The game I am sharing is Dear Esther. This game is developed by Pioneer Studio The Chinese Room and is available on PC, Mac, PlayStation 4, and Xbox One platforms. The audience of the game can be said to be very broad, from 6-year-old children to 60 year olds, people of different ages can understand different content.
The style of this game gives players a beautiful yet desolate dynamic. However, behind this beautiful desolation lies a profound game design proposition:
How does walking, the most basic mobile mechanism, fully tell a story?
Walking is an engine for constructing meaning
In traditional games, movement is often just a means – you run to reach a certain place. But in dear Esther, walking itself is a story.
Nicole Clark pointed out sharply in her feature article for Salon that the label “walking simulator” was originally coined in forums within the player community as a highly derogatory and exclusive derogatory term. Traditional players are accustomed to games that focus on failure feedback, high difficulty challenges, and high maneuverability.
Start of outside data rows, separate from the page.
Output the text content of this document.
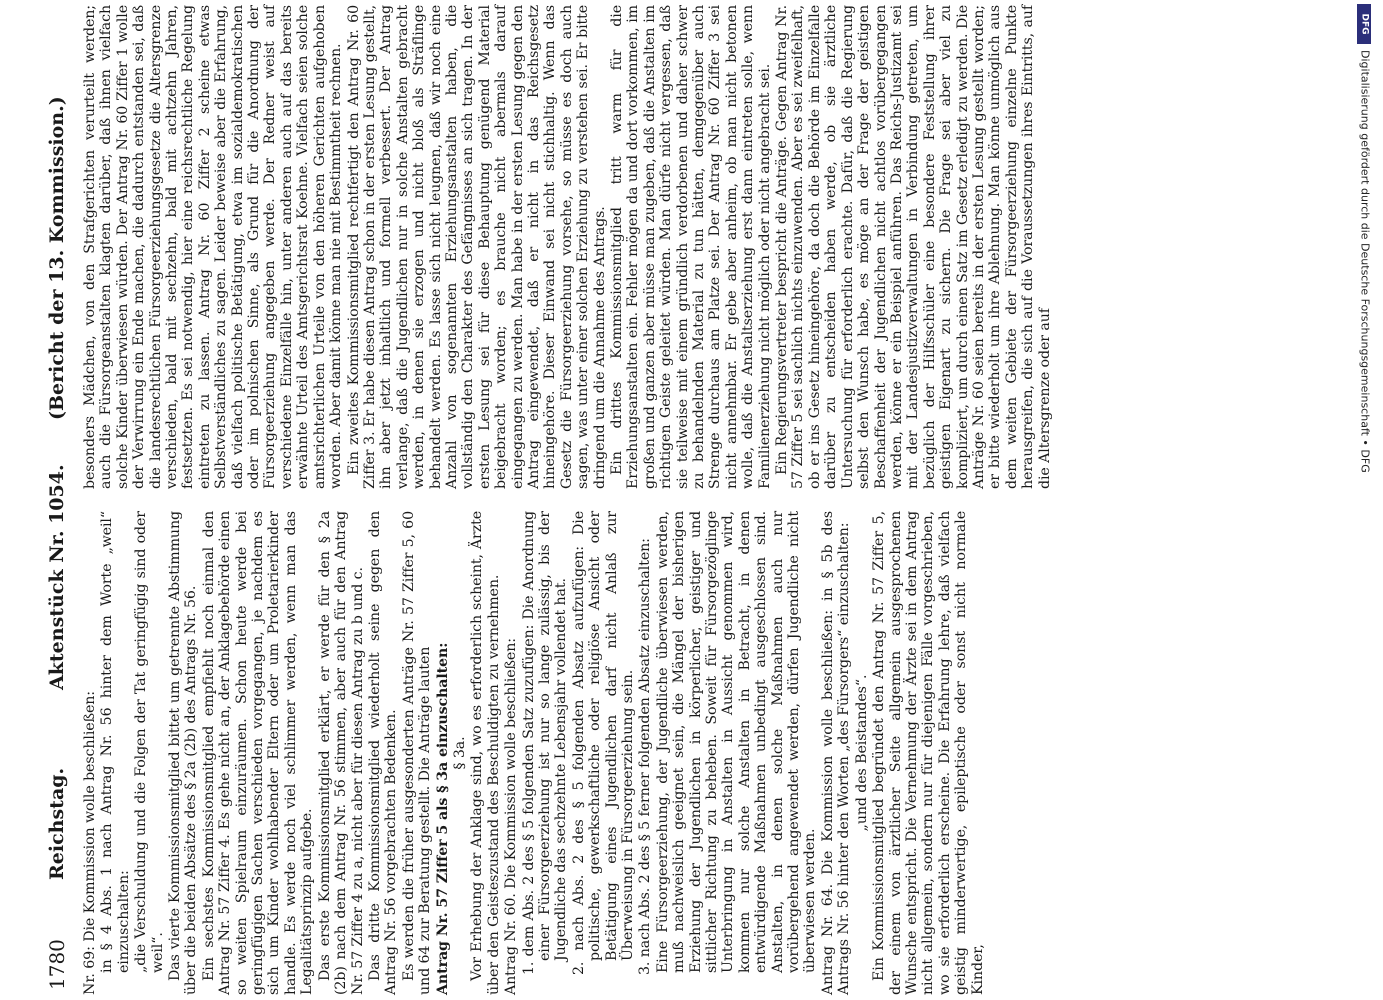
1780
Reichstag.
Aktenstück Nr. 1054.
(Bericht der 13. Kommission.)

Nr. 69: Die Kommission wolle beschließen: in § 4 Abs. 1 nach Antrag Nr. 56 hinter dem Worte „weil“ einzuschalten: „die Verschuldung und die Folgen der Tat geringfügig sind oder weil“. Das vierte Kommissionsmitglied bittet um getrennte Abstimmung über die beiden Absätze des § 2a (2b) des Antrags Nr. 56. Ein sechstes Kommissionsmitglied empfiehlt noch einmal den Antrag Nr. 57 Ziffer 4. Es gehe nicht an, der Anklagebehörde einen so weiten Spielraum einzuräumen. Schon heute werde bei geringfügigen Sachen verschieden vorgegangen, je nachdem es sich um Kinder wohlhabender Eltern oder um Proletarierkinder handle. Es werde noch viel schlimmer werden, wenn man das Legalitätsprinzip aufgebe. Das erste Kommissionsmitglied erklärt, er werde für den § 2a (2b) nach dem Antrag Nr. 56 stimmen, aber auch für den Antrag Nr. 57 Ziffer 4 zu a, nicht aber für diesen Antrag zu b und c. Das dritte Kommissionsmitglied wiederholt seine gegen den Antrag Nr. 56 vorgebrachten Bedenken. Es werden die früher ausgesonderten Anträge Nr. 57 Ziffer 5, 60 und 64 zur Beratung gestellt. Die Anträge lauten Antrag Nr. 57 Ziffer 5 als § 3a einzuschalten: § 3a. Vor Erhebung der Anklage sind, wo es erforderlich scheint, Ärzte über den Geisteszustand des Beschuldigten zu vernehmen. Antrag Nr. 60. Die Kommission wolle beschließen: 1. dem Abs. 2 des § 5 folgenden Satz zuzufügen: Die Anordnung einer Fürsorgeerziehung ist nur so lange zulässig, bis der Jugendliche das sechzehnte Lebensjahr vollendet hat. 2. nach Abs. 2 des § 5 folgenden Absatz aufzufügen: Die politische, gewerkschaftliche oder religiöse Ansicht oder Betätigung eines Jugendlichen darf nicht Anlaß zur Überweisung in Fürsorgeerziehung sein. 3. nach Abs. 2 des § 5 ferner folgenden Absatz einzuschalten: Eine Fürsorgeerziehung, der Jugendliche überwiesen werden, muß nachweislich geeignet sein, die Mängel der bisherigen Erziehung der Jugendlichen in körperlicher, geistiger und sittlicher Richtung zu beheben. Soweit für Fürsorgezöglinge Unterbringung in Anstalten in Aussicht genommen wird, kommen nur solche Anstalten in Betracht, in denen entwürdigende Maßnahmen unbedingt ausgeschlossen sind. Anstalten, in denen solche Maßnahmen auch nur vorübergehend angewendet werden, dürfen Jugendliche nicht überwiesen werden. Antrag Nr. 64. Die Kommission wolle beschließen: in § 5b des Antrags Nr. 56 hinter den Worten „des Fürsorgers“ einzuschalten: „und des Beistandes“. Ein Kommissionsmitglied begründet den Antrag Nr. 57 Ziffer 5, der einem von ärztlicher Seite allgemein ausgesprochenen Wunsche entspricht. Die Vernehmung der Ärzte sei in dem Antrag nicht allgemein, sondern nur für diejenigen Fälle vorgeschrieben, wo sie erforderlich erscheine. Die Erfahrung lehre, daß vielfach geistig minderwertige, epileptische oder sonst nicht normale Kinder,

besonders Mädchen, von den Strafgerichten verurteilt werden; auch die Fürsorgeanstalten klagten darüber, daß ihnen vielfach solche Kinder überwiesen würden. Der Antrag Nr. 60 Ziffer 1 wolle der Verwirrung ein Ende machen, die dadurch entstanden sei, daß die landesrechtlichen Fürsorgeerziehungsgesetze die Altersgrenze verschieden, bald mit sechzehn, bald mit achtzehn Jahren, festsetzten. Es sei notwendig, hier eine reichsrechtliche Regelung eintreten zu lassen. Antrag Nr. 60 Ziffer 2 scheine etwas Selbstverständliches zu sagen. Leider beweise aber die Erfahrung, daß vielfach politische Betätigung, etwa im sozialdemokratischen oder im polnischen Sinne, als Grund für die Anordnung der Fürsorgeerziehung angegeben werde. Der Redner weist auf verschiedene Einzelfälle hin, unter anderen auch auf das bereits erwähnte Urteil des Amtsgerichtsrat Koehne. Vielfach seien solche amtsrichterlichen Urteile von den höheren Gerichten aufgehoben worden. Aber damit könne man nie mit Bestimmtheit rechnen. Ein zweites Kommissionsmitglied rechtfertigt den Antrag Nr. 60 Ziffer 3. Er habe diesen Antrag schon in der ersten Lesung gestellt, ihn aber jetzt inhaltlich und formell verbessert. Der Antrag verlange, daß die Jugendlichen nur in solche Anstalten gebracht werden, in denen sie erzogen und nicht bloß als Sträflinge behandelt werden. Es lasse sich nicht leugnen, daß wir noch eine Anzahl von sogenannten Erziehungsanstalten haben, die vollständig den Charakter des Gefängnisses an sich tragen. In der ersten Lesung sei für diese Behauptung genügend Material beigebracht worden; es brauche nicht abermals darauf eingegangen zu werden. Man habe in der ersten Lesung gegen den Antrag eingewendet, daß er nicht in das Reichsgesetz hineingehöre. Dieser Einwand sei nicht stichhaltig. Wenn das Gesetz die Fürsorgeerziehung vorsehe, so müsse es doch auch sagen, was unter einer solchen Erziehung zu verstehen sei. Er bitte dringend um die Annahme des Antrags. Ein drittes Kommissionsmitglied tritt warm für die Erziehungsanstalten ein. Fehler mögen da und dort vorkommen, im großen und ganzen aber müsse man zugeben, daß die Anstalten im richtigen Geiste geleitet würden. Man dürfe nicht vergessen, daß sie teilweise mit einem gründlich verdorbenen und daher schwer zu behandelnden Material zu tun hätten, demgegenüber auch Strenge durchaus am Platze sei. Der Antrag Nr. 60 Ziffer 3 sei nicht annehmbar. Er gebe aber anheim, ob man nicht betonen wolle, daß die Anstaltserziehung erst dann eintreten solle, wenn Familienerziehung nicht möglich oder nicht angebracht sei. Ein Regierungsvertreter bespricht die Anträge. Gegen Antrag Nr. 57 Ziffer 5 sei sachlich nichts einzuwenden. Aber es sei zweifelhaft, ob er ins Gesetz hineingehöre, da doch die Behörde im Einzelfalle darüber zu entscheiden haben werde, ob sie ärztliche Untersuchung für erforderlich erachte. Dafür, daß die Regierung selbst den Wunsch habe, es möge an der Frage der geistigen Beschaffenheit der Jugendlichen nicht achtlos vorübergegangen werden, könne er ein Beispiel anführen. Das Reichs-Justizamt sei mit der Landesjustizverwaltungen in Verbindung getreten, um bezüglich der Hilfsschüler eine besondere Feststellung ihrer geistigen Eigenart zu sichern. Die Frage sei aber viel zu kompliziert, um durch einen Satz im Gesetz erledigt zu werden. Die Anträge Nr. 60 seien bereits in der ersten Lesung gestellt worden; er bitte wiederholt um ihre Ablehnung. Man könne unmöglich aus dem weiten Gebiete der Fürsorgeerziehung einzelne Punkte herausgreifen, die sich auf die Voraussetzungen ihres Eintritts, auf die Altersgrenze oder auf

DFG
Digitalisierung gefördert durch die Deutsche Forschungsgemeinschaft • DFG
In their eyes, games that strip away combat and puzzle solving are regressive and exploitative.
However, Dear Esther precisely reshapes the interaction mechanism through this deprivation.
By depriving players of the control mechanisms they possess in traditional games, such as combat, jumping, and inventory management, the game reallocates all cognitive resources to interpretation and sensation. Walking here has become an interactive design that controls the narrative rhythm, forcing the player’s dynamics to become synchronized with the process of physical rhythm and psychological reconstruction of sadness. This special Dynamics gives players two special aesthetics – beauty, powerlessness, or simply observation. In this game, you are not just observing a narrative. Your physical journey towards the highest peak step by step is a metaphor for humanity’s efforts to piece together and digest trauma in the ruins.

More specifically, in Mechanics, the only physical input mechanisms for players in this game are movement.
As you walk, the game will randomly trigger a voiceover – a fragment of a letter written by the protagonist to his deceased wife Esther. The most ingenious thing is that these audio clips are randomly combined every time they are played. This random mechanism gives players the dynamic of being completely immersed in the story while playing the game.
The uncertainty of narration means that no player will experience the exact same sequence of monologues. You are not passively reading a novel, but actively stitching together a shattered piece of memory porcelain with your footsteps. The extreme narrative aesthetics that players feel are not only an artistic presentation of the game, but also a special ethical issue:
Is it morally and experientially reasonable to deprive players of the ability to change tragic endings in electronic games?
In most games, players are trained to do one thing: as long as I operate well enough, I can save everyone. However, dear Esther fundamentally denied this desire for control. We can only move forward along the predetermined path, towards that destined and heartbreaking endpoint.
It can be said that this design cleverly challenges the traditional notion that games must be able to ‘win’. In the face of irreversible tragedies such as a car accident and losing one’s spouse, the game deprives players of all abilities except for walking, forcing us to face the sense of powerlessness in the face of fate.
Grief is never an enemy that can be defeated with high scores, nor is it a puzzle that can be solved through logic. It is a path that we must walk step by step, enduring pain to complete. It tells us:
Empathy in games not only stems from what players can do, but also from what they are forced to witness.
Comparison with similar walking simulators
Compared to later benchmarks such as Telltale’s Walking Dead, which emphasized choice, or To the Moon, which relied on RPG elements in narrative games, Dear Esther was even more extreme. Even compared to other pure walking simulators such as Gone Home or What Remains of Edith Finch, it still appears particularly unique.
Other games usually place players in the position of detectives, reconstructing reality through highly interactive operations such as flipping through boxes and cabinets, reading notes, etc; And ‘Dear Esther’ sees players as ghosts wandering in a psychological landscape, you can’t do anything, you can’t change anything.

The gains and losses of level design
Although Dear Esther is a masterpiece in terms of atmosphere creation, from a game design perspective, it is not flawless.
During gameplay, sometimes you are just faced with a seemingly gentle grassy slope, but you are forcefully blocked by invisible boundaries, simply because the designer wants to guide you to a specific narrative trigger point.
Instead of using rigid “air walls” to block players, designers can use a more natural ecology to restrict them. For example, designing overly steep edges as loose gravel slopes will cause players to slide down when they step on them. This ensures that players stay on the path without disrupting the immersive experience of a real, desolate island.